I even had a team recently that got a little bogged down by the complexity of their Learning Cycles plan when the project leader got a little too busy on a second project, and he didn’t have time to maintain it. The project leader just assigned another member of the team to take responsibility for the Learning Cycle Plan, and she held a re-planning session to bring it back up to date. The team was back on track right after the planning meeting, and they made their next gate review on time.
As long as the team has Key Decisions to make, Knowledge Gaps to close and Knowledge Debt to eliminate, then they have the raw materials they need to get back on track, and figure out how to make the most of the time they now have left.
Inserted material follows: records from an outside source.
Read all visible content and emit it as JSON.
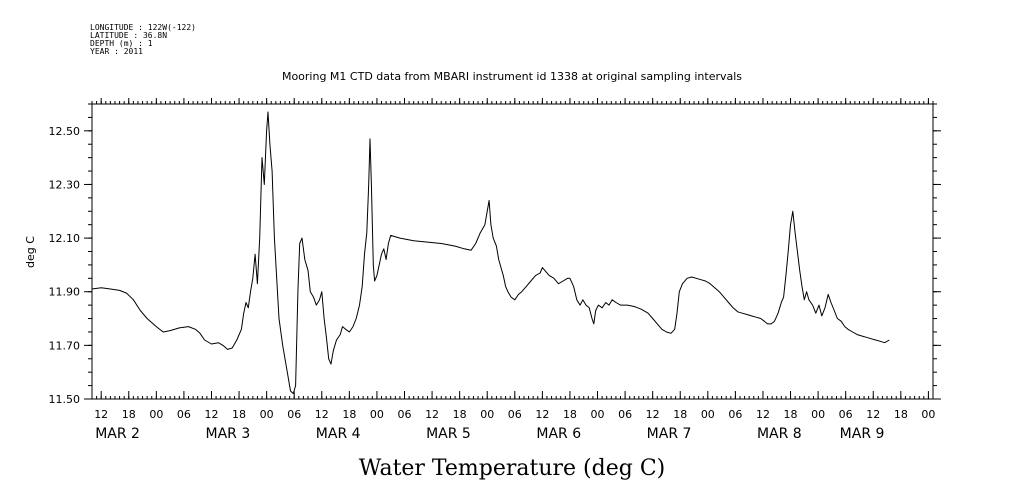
{
  "metadata": {
    "lines": [
      "LONGITUDE : 122W(-122)",
      "LATITUDE : 36.8N",
      "DEPTH (m) : 1",
      "YEAR : 2011"
    ]
  },
  "chart_data": {
    "type": "line",
    "title": "Mooring M1 CTD data from MBARI instrument id 1338 at original sampling intervals",
    "xlabel": "Water Temperature (deg C)",
    "ylabel": "deg C",
    "ylim": [
      11.5,
      12.6
    ],
    "xlim": [
      10,
      193
    ],
    "y_ticks": [
      "11.50",
      "11.70",
      "11.90",
      "12.10",
      "12.30",
      "12.50"
    ],
    "y_tick_values": [
      11.5,
      11.7,
      11.9,
      12.1,
      12.3,
      12.5
    ],
    "hour_ticks": [
      "12",
      "18",
      "00",
      "06",
      "12",
      "18",
      "00",
      "06",
      "12",
      "18",
      "00",
      "06",
      "12",
      "18",
      "00",
      "06",
      "12",
      "18",
      "00",
      "06",
      "12",
      "18",
      "00",
      "06",
      "12",
      "18",
      "00",
      "06",
      "12",
      "18",
      "00",
      "06"
    ],
    "hour_tick_values": [
      12,
      18,
      24,
      30,
      36,
      42,
      48,
      54,
      60,
      66,
      72,
      78,
      84,
      90,
      96,
      102,
      108,
      114,
      120,
      126,
      132,
      138,
      144,
      150,
      156,
      162,
      168,
      174,
      180,
      186,
      192,
      198
    ],
    "date_labels": [
      "MAR 2",
      "MAR 3",
      "MAR 4",
      "MAR 5",
      "MAR 6",
      "MAR 7",
      "MAR 8",
      "MAR 9"
    ],
    "date_positions": [
      12,
      36,
      60,
      84,
      108,
      132,
      156,
      174
    ],
    "series": [
      {
        "color": "#000000",
        "points": [
          [
            10,
            11.91
          ],
          [
            12,
            11.915
          ],
          [
            14,
            11.91
          ],
          [
            16,
            11.905
          ],
          [
            17.5,
            11.895
          ],
          [
            19,
            11.87
          ],
          [
            20.5,
            11.83
          ],
          [
            22,
            11.8
          ],
          [
            24,
            11.77
          ],
          [
            25.5,
            11.75
          ],
          [
            27,
            11.755
          ],
          [
            29,
            11.765
          ],
          [
            31,
            11.77
          ],
          [
            32.5,
            11.76
          ],
          [
            33.5,
            11.745
          ],
          [
            34.5,
            11.72
          ],
          [
            36,
            11.705
          ],
          [
            37.5,
            11.71
          ],
          [
            38.5,
            11.7
          ],
          [
            39.5,
            11.685
          ],
          [
            40.5,
            11.69
          ],
          [
            41.5,
            11.72
          ],
          [
            42.5,
            11.76
          ],
          [
            43,
            11.82
          ],
          [
            43.5,
            11.86
          ],
          [
            44,
            11.84
          ],
          [
            44.5,
            11.9
          ],
          [
            45,
            11.95
          ],
          [
            45.5,
            12.04
          ],
          [
            46,
            11.93
          ],
          [
            46.5,
            12.1
          ],
          [
            47,
            12.4
          ],
          [
            47.5,
            12.3
          ],
          [
            48,
            12.5
          ],
          [
            48.3,
            12.57
          ],
          [
            48.7,
            12.45
          ],
          [
            49.2,
            12.35
          ],
          [
            49.7,
            12.1
          ],
          [
            50.2,
            11.95
          ],
          [
            50.7,
            11.8
          ],
          [
            51.5,
            11.7
          ],
          [
            52.5,
            11.6
          ],
          [
            53.2,
            11.53
          ],
          [
            53.8,
            11.52
          ],
          [
            54.3,
            11.55
          ],
          [
            54.8,
            11.9
          ],
          [
            55.2,
            12.08
          ],
          [
            55.7,
            12.1
          ],
          [
            56.3,
            12.02
          ],
          [
            57,
            11.98
          ],
          [
            57.5,
            11.9
          ],
          [
            58.2,
            11.88
          ],
          [
            58.8,
            11.85
          ],
          [
            59.5,
            11.87
          ],
          [
            60,
            11.9
          ],
          [
            60.5,
            11.8
          ],
          [
            61,
            11.73
          ],
          [
            61.5,
            11.65
          ],
          [
            62,
            11.63
          ],
          [
            62.5,
            11.68
          ],
          [
            63.2,
            11.72
          ],
          [
            64,
            11.74
          ],
          [
            64.5,
            11.77
          ],
          [
            65.2,
            11.76
          ],
          [
            66,
            11.75
          ],
          [
            66.8,
            11.77
          ],
          [
            67.5,
            11.8
          ],
          [
            68.2,
            11.85
          ],
          [
            68.8,
            11.92
          ],
          [
            69.3,
            12.04
          ],
          [
            69.8,
            12.12
          ],
          [
            70.2,
            12.3
          ],
          [
            70.5,
            12.47
          ],
          [
            70.8,
            12.3
          ],
          [
            71.2,
            12.0
          ],
          [
            71.5,
            11.94
          ],
          [
            72,
            11.96
          ],
          [
            72.5,
            12.0
          ],
          [
            73,
            12.04
          ],
          [
            73.5,
            12.06
          ],
          [
            74,
            12.02
          ],
          [
            74.5,
            12.08
          ],
          [
            75,
            12.11
          ],
          [
            77,
            12.1
          ],
          [
            80,
            12.09
          ],
          [
            83,
            12.085
          ],
          [
            86,
            12.08
          ],
          [
            89,
            12.07
          ],
          [
            91,
            12.06
          ],
          [
            92.5,
            12.055
          ],
          [
            93.5,
            12.08
          ],
          [
            94.5,
            12.12
          ],
          [
            95.5,
            12.15
          ],
          [
            96,
            12.2
          ],
          [
            96.4,
            12.24
          ],
          [
            96.8,
            12.15
          ],
          [
            97.3,
            12.1
          ],
          [
            98,
            12.07
          ],
          [
            98.5,
            12.02
          ],
          [
            99,
            11.99
          ],
          [
            99.5,
            11.96
          ],
          [
            100,
            11.92
          ],
          [
            100.5,
            11.9
          ],
          [
            101.2,
            11.88
          ],
          [
            102,
            11.87
          ],
          [
            102.8,
            11.89
          ],
          [
            103.5,
            11.9
          ],
          [
            104.5,
            11.92
          ],
          [
            105.5,
            11.94
          ],
          [
            106.5,
            11.96
          ],
          [
            107.5,
            11.97
          ],
          [
            108,
            11.99
          ],
          [
            108.5,
            11.98
          ],
          [
            109.5,
            11.96
          ],
          [
            110.5,
            11.95
          ],
          [
            111.5,
            11.93
          ],
          [
            112.5,
            11.94
          ],
          [
            113.5,
            11.95
          ],
          [
            114,
            11.95
          ],
          [
            114.8,
            11.92
          ],
          [
            115.5,
            11.87
          ],
          [
            116.2,
            11.85
          ],
          [
            116.8,
            11.87
          ],
          [
            117.5,
            11.85
          ],
          [
            118.2,
            11.84
          ],
          [
            118.8,
            11.8
          ],
          [
            119.2,
            11.78
          ],
          [
            119.6,
            11.83
          ],
          [
            120.2,
            11.85
          ],
          [
            121,
            11.84
          ],
          [
            121.8,
            11.86
          ],
          [
            122.5,
            11.85
          ],
          [
            123.2,
            11.87
          ],
          [
            124,
            11.86
          ],
          [
            125,
            11.85
          ],
          [
            126.5,
            11.85
          ],
          [
            128,
            11.845
          ],
          [
            129.5,
            11.835
          ],
          [
            131,
            11.82
          ],
          [
            132,
            11.8
          ],
          [
            133,
            11.78
          ],
          [
            134,
            11.76
          ],
          [
            135,
            11.75
          ],
          [
            136,
            11.745
          ],
          [
            136.8,
            11.76
          ],
          [
            137.3,
            11.82
          ],
          [
            137.8,
            11.9
          ],
          [
            138.5,
            11.93
          ],
          [
            139.5,
            11.95
          ],
          [
            140.5,
            11.955
          ],
          [
            141.5,
            11.95
          ],
          [
            142.5,
            11.945
          ],
          [
            143.5,
            11.94
          ],
          [
            144.5,
            11.93
          ],
          [
            145.5,
            11.915
          ],
          [
            146.5,
            11.9
          ],
          [
            147.5,
            11.88
          ],
          [
            148.5,
            11.86
          ],
          [
            149.5,
            11.84
          ],
          [
            150.5,
            11.825
          ],
          [
            151.5,
            11.82
          ],
          [
            152.5,
            11.815
          ],
          [
            153.5,
            11.81
          ],
          [
            154.5,
            11.805
          ],
          [
            155.5,
            11.8
          ],
          [
            156.3,
            11.79
          ],
          [
            157,
            11.78
          ],
          [
            157.8,
            11.78
          ],
          [
            158.5,
            11.79
          ],
          [
            159.3,
            11.82
          ],
          [
            160,
            11.86
          ],
          [
            160.5,
            11.88
          ],
          [
            161,
            11.96
          ],
          [
            161.5,
            12.05
          ],
          [
            162,
            12.15
          ],
          [
            162.5,
            12.2
          ],
          [
            163,
            12.12
          ],
          [
            163.5,
            12.05
          ],
          [
            164,
            11.98
          ],
          [
            164.5,
            11.92
          ],
          [
            165,
            11.87
          ],
          [
            165.5,
            11.9
          ],
          [
            166,
            11.87
          ],
          [
            166.8,
            11.85
          ],
          [
            167.5,
            11.82
          ],
          [
            168.2,
            11.85
          ],
          [
            168.8,
            11.81
          ],
          [
            169.5,
            11.84
          ],
          [
            170.2,
            11.89
          ],
          [
            170.8,
            11.86
          ],
          [
            171.5,
            11.83
          ],
          [
            172.2,
            11.8
          ],
          [
            173,
            11.79
          ],
          [
            173.8,
            11.77
          ],
          [
            174.5,
            11.76
          ],
          [
            175.5,
            11.75
          ],
          [
            176.5,
            11.74
          ],
          [
            177.5,
            11.735
          ],
          [
            178.5,
            11.73
          ],
          [
            179.5,
            11.725
          ],
          [
            180.5,
            11.72
          ],
          [
            181.5,
            11.715
          ],
          [
            182.5,
            11.71
          ],
          [
            183.5,
            11.72
          ]
        ]
      }
    ]
  }
}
Finally, Rapid Learning Cycles Are More Fun
It’s true: I can tell when a team has embraced the framework and is using it as well as they can, from the energy in the room. It’s much more fun to be learning, experimenting, exploring, pushing the limits of technology and getting closer to our customers’ real needs — and getting the product out the door, seeing it for sale online or in a store, and seeing it out in the world. That’s a lot more fun than fixing warranty problems, delivering bad news to partners and customers, or trying desperately to get a manufacturing line running again.
Teams that use the Rapid Learning Cycles framework get to experience a lot more of the good stuff with much less of the bad stuff, and they get to share those experiences with their teams, sponsors, business partners and ultimately their customers.
Sometimes, male colleagues ask if they can help me with my travel backpack. They are usually astonished at how heavy it is and how easily I carry it, especially because I don’t look very athletic. Thanks to the stickiness of my Body by You workouts, I can throw that bag into the overhead bin as if it was stuffed with feathers.